The weapon arms were excellent. The Vulcan Mega-Bolter barrel detail holds up well under scrutiny. I've built three Forgeworld resin kits from the official store — the cleanup time was comparable.
The Numbers
| Source | Price (AUD) | Tracking | Guarantee |
|---|---|---|---|
| eBay Scalper | $1,650 | Sometimes | None |
| Recast sourcing | $420 | Yes | 30-day remake |
The $1,230 difference funded four more kits in the same quarter.
What Stood Out
The invoice-first model is the main thing. You get the full quoted cost before any money moves. I've seen forum deals go wrong when payment goes upfront and communication dries up. Getting an itemised invoice before paying felt like dealing with an actual service rather than a handshake arrangement.

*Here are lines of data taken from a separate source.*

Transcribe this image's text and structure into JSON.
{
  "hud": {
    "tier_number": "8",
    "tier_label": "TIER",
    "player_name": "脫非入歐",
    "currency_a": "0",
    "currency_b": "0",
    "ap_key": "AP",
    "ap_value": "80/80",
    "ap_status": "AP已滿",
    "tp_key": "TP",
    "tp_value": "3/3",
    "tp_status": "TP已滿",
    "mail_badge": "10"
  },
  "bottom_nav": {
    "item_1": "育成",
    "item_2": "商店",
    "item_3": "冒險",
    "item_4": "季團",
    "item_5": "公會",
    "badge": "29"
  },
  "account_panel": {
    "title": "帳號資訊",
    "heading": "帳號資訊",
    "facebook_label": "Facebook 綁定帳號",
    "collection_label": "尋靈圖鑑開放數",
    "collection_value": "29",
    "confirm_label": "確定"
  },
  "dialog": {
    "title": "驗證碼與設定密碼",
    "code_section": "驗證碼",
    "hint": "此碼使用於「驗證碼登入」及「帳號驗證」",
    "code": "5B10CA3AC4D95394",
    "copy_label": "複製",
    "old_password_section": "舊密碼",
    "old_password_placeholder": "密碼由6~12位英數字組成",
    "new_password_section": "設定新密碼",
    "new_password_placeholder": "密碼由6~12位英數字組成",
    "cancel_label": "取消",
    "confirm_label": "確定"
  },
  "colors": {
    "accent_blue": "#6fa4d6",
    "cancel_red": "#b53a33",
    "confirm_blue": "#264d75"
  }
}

The 30-day remake guarantee is also worth flagging — if pieces arrive with significant damage or quality issues, they're remade and reshipped. Communication throughout was via Telegram — fast and direct.
The Short Version
If you've got a wishlist of large Forgeworld or out-of-production kits and you've been staring at scalper prices — there is a structured process that handles it with invoicing, tracking, and a quality guarantee.
Read the full Warhammer recasts sourcing guide to understand how the process works end to end.
The Warhound is currently mid-build. Legio Gryphonicus chevrons going on next weekend. No regrets.